HARRISBURG, Pa. -- The day before the one year anniversary of the deadliest attack on their people in American history, Jews did what they do every Saturday. They went to synagogue and prayed.
In the last year, however, eyes have been a little wider, hearts have been a little heavier, and the Mourner's Kaddish, a prayer to honor loved ones lost, has been a little louder.
The shooting at the Tree of Life Congregation in Pittsburgh on October 27, 2018 still resonates with Jews across the country. People went to synagogue just like they did every Saturday. A shooter walked in and murdered 11 Jews in three different congregations. According to police reports, the 46-year-old man who frequented neo-Nazi and white supremacist social media sites, told officers after he was arrested, "They [Jews] are committing genocide to my people. I just want to kill Jews."
Prosecutors are seeking the death penalty against him.
One year later, the after-effects of the mass shooting is still felt in Jewish communities across the country, including the Harrisburg area, where rabbis in the area's four main congregations continue to have conversations about safety and security.
"I think our congregation has always been safe," says Rabbi Peter Kessler of Ohev Shalom Congregation. "I think people are more vigilant now."
Kessler, along with Rabbi Eric Cytryn of Temple Beth El, Rabbi Ron Muroff of Chisuk Emuna Congregation, and Rabbi Elisha Friedman of Kesher Israel Congregation all agree the shootings in Pittsburgh have brought their Jewish community closer together. Getting to that point, however, has not been easy.
According to the Anti-Defamation League, attacks on Jews are among the highest rate since the ADL starting tracking anti-Semitism in the 1970s. They audited 1,879 anti-Semitic incidents in 2018 and 57 attacks on individuals. Those numbers are the third highest total in nearly 50 years. The number of individual attacks in 2018 nearly tripled 2017's total of 21.
The data does not include the shooting which occurred at a Chabad synagogue in Poway, California, where one person was killed and three more were injured in a shooting in April 2019.
"Some people anticipate that October 27, 2019 will somehow represent closure for those families for that community," said Rabbi Muroff. "My sense having spent time [in Pittsburgh] and staying in touch with some of those families [after the shooting] is that it is an open wound."
These rabbis know their congregants may feel more tense since the shootings. When asked why this shooting was different than the hundreds of other mass shootings which take place across the country, Rabbi Kessler was quick to point out, "Jews have been made the scapegoat for thousands of years, because of ignorance, anti-Semitism."
How does one fight anti-Semitism. Rabbi Muroff believes its Jews' responsibility to not only call out hate, but be a unifying force behind creating a better society.
"I think part of the reason why there is anti-Semitism is because we don`t know people," Muroff said. "It`s incumbent on all of us to get to know each other better."
Kessler agrees, suggesting there should be more synagogues build nationwide to help educate people within communities.
Rabbi Cytryn added, "The time to build a coalition is now. The time is not after the attack happens but before so that there’s a support system in place."
Security has been increased around local synagogues, although this was done so long before the Tree of Life shootings. Cameras surveil inside and out of the synagogues. Guards are often seen during weekend services. Sometimes, though, added security isn't enough. State Representative Dan Frankel, a Democrat who represents the Pittsburgh neighborhood of Squirrel Hill where the shootings happened, has been working on legislation for months which would strengthen the state's hate crime laws.
"When a specific group is targeted like my Jewish community it brings another dimension into that in terms of trying to intimidate a group of people," Frankel said.

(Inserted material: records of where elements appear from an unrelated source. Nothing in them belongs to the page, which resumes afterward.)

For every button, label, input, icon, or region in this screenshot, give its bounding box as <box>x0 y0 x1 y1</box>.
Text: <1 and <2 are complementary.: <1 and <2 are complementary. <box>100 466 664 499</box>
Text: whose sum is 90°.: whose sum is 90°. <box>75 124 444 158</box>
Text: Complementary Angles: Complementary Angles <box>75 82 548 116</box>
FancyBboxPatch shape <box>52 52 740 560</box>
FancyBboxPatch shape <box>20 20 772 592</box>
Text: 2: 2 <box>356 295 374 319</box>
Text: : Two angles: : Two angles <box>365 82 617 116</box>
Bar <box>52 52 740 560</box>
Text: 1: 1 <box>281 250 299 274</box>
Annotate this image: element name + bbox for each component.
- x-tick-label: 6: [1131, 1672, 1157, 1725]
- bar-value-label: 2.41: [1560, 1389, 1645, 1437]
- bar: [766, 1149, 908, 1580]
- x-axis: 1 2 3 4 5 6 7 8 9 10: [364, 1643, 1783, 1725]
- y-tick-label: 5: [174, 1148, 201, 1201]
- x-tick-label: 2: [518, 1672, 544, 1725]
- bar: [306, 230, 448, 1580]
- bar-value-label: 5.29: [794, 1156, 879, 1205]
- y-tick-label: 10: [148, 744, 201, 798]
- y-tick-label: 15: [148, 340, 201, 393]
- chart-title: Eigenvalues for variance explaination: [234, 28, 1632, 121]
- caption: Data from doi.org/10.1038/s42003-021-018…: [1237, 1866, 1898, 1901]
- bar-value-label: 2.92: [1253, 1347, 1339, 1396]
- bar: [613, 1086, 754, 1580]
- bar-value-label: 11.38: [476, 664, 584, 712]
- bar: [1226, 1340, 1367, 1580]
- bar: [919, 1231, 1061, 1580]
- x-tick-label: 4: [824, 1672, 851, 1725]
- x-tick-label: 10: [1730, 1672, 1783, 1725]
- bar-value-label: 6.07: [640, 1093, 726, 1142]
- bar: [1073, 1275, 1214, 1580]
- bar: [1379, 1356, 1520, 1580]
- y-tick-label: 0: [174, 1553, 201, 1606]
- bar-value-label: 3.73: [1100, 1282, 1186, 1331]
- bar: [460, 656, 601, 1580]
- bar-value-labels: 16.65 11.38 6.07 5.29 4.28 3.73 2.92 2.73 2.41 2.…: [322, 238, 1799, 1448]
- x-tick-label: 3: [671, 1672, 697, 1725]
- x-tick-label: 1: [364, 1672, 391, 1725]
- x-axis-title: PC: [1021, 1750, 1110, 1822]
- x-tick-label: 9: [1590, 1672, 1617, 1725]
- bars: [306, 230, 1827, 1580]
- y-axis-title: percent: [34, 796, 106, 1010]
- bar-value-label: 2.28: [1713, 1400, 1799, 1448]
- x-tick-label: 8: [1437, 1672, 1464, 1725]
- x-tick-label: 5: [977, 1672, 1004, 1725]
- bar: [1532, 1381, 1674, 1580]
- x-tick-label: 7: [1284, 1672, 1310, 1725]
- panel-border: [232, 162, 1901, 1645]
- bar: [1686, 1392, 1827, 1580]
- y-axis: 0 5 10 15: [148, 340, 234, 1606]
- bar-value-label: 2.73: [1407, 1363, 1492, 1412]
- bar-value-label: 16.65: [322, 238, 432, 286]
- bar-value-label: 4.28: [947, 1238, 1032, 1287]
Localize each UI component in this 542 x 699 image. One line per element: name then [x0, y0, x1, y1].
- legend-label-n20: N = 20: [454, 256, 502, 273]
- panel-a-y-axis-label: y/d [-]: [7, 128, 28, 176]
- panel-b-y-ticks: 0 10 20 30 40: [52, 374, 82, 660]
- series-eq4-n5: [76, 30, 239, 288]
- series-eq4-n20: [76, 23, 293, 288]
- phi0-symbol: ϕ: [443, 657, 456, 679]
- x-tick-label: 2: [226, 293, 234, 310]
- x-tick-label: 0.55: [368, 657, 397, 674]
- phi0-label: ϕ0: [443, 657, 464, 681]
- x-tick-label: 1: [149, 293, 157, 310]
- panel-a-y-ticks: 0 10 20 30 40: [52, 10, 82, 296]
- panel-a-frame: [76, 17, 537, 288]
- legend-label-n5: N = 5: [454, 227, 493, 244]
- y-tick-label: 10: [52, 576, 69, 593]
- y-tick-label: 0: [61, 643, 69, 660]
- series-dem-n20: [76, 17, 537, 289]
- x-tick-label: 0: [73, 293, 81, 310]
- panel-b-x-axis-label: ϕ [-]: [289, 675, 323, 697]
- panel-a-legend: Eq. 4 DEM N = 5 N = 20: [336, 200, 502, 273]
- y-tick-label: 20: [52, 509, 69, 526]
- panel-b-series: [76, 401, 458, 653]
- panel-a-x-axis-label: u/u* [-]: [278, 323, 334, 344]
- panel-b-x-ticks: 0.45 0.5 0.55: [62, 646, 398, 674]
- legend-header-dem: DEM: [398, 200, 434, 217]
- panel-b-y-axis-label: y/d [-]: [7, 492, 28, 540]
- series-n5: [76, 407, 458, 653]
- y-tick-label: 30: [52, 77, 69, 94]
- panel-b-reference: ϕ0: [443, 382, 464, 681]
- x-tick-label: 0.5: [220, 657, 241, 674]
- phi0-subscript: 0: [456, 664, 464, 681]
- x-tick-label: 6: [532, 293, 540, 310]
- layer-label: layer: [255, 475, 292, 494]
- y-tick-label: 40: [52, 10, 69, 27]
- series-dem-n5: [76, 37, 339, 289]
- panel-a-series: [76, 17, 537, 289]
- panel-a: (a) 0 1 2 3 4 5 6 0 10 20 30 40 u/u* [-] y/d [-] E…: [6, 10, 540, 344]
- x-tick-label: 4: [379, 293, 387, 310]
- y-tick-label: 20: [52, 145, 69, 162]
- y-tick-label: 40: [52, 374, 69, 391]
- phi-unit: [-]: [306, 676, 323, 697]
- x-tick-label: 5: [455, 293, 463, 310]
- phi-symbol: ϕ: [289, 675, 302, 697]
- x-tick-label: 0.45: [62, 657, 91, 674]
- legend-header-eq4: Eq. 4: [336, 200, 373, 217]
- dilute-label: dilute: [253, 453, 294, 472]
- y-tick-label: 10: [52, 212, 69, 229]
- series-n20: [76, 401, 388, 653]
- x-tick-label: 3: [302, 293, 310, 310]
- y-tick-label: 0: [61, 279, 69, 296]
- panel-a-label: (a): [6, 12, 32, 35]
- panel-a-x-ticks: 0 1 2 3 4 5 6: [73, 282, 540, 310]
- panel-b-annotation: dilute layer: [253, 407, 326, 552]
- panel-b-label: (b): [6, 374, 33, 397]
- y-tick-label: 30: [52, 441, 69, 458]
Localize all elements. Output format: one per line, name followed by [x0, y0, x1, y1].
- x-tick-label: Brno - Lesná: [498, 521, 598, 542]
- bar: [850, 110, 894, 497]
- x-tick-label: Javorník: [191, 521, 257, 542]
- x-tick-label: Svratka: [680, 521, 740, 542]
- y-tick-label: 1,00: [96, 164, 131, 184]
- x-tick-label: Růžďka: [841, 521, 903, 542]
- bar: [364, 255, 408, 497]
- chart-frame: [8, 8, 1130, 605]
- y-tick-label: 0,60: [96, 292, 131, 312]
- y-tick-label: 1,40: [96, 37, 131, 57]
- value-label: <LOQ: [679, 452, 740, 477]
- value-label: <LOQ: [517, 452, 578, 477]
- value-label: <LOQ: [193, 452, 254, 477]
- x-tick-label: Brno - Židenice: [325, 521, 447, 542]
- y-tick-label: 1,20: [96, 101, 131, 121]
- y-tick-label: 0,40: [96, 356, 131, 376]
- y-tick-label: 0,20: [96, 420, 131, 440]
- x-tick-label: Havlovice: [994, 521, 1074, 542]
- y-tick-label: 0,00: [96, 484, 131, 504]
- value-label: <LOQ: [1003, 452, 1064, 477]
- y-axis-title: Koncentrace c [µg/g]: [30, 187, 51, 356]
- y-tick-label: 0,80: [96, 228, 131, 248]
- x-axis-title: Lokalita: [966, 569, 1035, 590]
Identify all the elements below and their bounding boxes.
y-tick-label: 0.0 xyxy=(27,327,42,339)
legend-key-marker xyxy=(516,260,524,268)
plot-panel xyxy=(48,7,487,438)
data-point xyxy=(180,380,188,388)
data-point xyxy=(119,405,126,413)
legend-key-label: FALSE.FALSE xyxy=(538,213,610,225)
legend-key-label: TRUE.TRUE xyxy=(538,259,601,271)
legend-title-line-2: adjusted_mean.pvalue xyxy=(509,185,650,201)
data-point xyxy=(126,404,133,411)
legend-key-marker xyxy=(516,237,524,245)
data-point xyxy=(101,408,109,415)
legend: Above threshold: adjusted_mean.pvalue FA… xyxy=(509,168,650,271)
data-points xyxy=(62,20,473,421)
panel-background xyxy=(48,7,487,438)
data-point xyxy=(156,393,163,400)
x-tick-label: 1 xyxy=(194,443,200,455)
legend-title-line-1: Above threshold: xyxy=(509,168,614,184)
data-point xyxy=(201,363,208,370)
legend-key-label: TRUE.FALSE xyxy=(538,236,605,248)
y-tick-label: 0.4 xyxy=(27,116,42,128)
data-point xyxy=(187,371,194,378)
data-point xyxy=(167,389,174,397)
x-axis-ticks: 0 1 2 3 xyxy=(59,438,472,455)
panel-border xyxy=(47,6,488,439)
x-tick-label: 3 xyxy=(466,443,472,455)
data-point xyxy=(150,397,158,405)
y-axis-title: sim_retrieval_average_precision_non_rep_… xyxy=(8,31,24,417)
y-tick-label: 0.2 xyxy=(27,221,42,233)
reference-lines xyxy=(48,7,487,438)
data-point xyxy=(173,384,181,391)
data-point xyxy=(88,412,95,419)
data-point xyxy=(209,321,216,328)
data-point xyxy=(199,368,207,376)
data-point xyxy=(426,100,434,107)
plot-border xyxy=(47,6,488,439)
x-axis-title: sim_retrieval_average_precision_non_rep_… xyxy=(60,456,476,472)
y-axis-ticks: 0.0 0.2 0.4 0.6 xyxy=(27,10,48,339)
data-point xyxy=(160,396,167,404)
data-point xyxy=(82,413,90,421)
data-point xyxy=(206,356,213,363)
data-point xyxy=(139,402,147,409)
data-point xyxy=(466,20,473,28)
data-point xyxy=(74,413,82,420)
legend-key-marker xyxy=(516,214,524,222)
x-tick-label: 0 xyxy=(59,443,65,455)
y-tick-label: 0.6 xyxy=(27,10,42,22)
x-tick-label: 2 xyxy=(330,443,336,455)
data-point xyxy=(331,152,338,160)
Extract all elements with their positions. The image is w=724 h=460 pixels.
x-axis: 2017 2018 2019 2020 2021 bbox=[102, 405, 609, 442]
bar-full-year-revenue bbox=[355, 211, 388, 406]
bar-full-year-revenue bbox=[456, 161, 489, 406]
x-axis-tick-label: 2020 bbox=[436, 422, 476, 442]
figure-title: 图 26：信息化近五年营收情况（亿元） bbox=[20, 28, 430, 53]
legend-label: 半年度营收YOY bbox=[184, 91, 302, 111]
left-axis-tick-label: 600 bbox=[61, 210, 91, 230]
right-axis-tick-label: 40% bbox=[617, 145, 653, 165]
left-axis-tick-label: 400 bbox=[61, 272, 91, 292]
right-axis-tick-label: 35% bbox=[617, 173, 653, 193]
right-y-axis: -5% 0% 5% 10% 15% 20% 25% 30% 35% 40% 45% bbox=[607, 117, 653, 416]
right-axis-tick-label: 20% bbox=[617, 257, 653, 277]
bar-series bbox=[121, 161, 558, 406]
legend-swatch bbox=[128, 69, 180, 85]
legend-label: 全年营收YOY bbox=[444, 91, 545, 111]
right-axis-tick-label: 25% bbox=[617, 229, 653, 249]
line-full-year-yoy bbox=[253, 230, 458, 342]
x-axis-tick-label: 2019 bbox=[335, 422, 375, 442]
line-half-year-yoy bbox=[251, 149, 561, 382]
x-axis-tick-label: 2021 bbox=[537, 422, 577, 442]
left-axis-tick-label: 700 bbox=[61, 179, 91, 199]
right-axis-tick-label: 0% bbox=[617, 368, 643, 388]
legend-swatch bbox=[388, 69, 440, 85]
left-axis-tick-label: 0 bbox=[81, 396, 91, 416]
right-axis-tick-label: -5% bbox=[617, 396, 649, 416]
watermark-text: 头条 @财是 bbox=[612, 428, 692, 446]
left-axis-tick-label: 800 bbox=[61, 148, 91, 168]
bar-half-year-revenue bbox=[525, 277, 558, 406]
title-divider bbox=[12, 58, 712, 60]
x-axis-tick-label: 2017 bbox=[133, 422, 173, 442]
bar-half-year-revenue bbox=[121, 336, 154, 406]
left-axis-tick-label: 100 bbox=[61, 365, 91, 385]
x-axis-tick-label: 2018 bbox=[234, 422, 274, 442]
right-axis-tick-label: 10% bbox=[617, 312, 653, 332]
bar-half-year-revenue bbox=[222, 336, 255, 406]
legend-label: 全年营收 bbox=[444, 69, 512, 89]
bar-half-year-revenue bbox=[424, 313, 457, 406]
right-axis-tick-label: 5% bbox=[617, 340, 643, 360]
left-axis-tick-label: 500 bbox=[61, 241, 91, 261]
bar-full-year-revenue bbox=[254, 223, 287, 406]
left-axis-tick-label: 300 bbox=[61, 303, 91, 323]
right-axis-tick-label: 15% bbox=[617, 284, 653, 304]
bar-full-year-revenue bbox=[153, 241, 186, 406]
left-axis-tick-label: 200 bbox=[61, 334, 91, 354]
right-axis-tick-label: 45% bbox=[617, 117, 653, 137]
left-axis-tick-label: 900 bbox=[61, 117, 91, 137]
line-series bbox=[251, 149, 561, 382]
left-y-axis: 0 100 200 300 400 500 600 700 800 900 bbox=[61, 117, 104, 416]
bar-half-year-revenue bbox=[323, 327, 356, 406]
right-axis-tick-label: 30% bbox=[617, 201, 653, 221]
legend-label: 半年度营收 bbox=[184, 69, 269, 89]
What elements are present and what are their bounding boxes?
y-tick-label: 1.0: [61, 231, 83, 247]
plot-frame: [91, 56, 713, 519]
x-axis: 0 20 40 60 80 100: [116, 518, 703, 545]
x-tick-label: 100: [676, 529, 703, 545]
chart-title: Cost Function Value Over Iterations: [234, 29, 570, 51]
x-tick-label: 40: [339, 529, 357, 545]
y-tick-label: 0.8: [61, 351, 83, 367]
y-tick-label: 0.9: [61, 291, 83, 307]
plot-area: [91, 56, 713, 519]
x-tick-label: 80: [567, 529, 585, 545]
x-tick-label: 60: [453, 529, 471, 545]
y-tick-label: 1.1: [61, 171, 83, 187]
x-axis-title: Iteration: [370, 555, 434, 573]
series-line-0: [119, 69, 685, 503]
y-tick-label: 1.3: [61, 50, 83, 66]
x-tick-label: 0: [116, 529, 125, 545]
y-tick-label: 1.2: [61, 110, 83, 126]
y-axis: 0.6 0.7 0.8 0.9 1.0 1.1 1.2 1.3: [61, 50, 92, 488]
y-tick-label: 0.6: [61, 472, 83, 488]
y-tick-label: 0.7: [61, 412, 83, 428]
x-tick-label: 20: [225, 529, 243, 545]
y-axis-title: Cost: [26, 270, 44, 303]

Frankel's series of bills include legislation which would increase penalties for hate crimes and give police and law enforcement better training on how to spot a potential hate crime before it occurs.
"There’s no way to prevent hatred; it will always be there," Frankel said. "This should let people know that their government is addressing an issue that will help them be safer, that will help them address the issue of hatred in our communities, and that we're doing something about it."
In the last few weeks, Jews throughout the world celebrated some of their holiest holidays. Rosh Hashana (the Jewish New Year), Yom Kippur (Day of Atonement), the harvest holiday of Sukkot, and Simchat Torah, when the Jewish scriptures start anew with the Book of Genesis, bring Jewish families and their communities together. In many cases, rabbinic leaders used this time to remind their congregants that the way to combat hate is to love instead.
"All human beings are created in God's image," Rabbi Cytryn said. "Our mission in [the Book of] Leviticus is love your neighbor as yourself. No exceptions."
It's a necessary reminder. As Jews today struggle with increased anti-Semitism around them, rabbis want to remind the public that their local Jewish population isn't different from themselves.
"We might worship in a certain way that is different than other people in this country, but the way we live our lives as people is fairly similar," Rabbi Elisha Friedman said.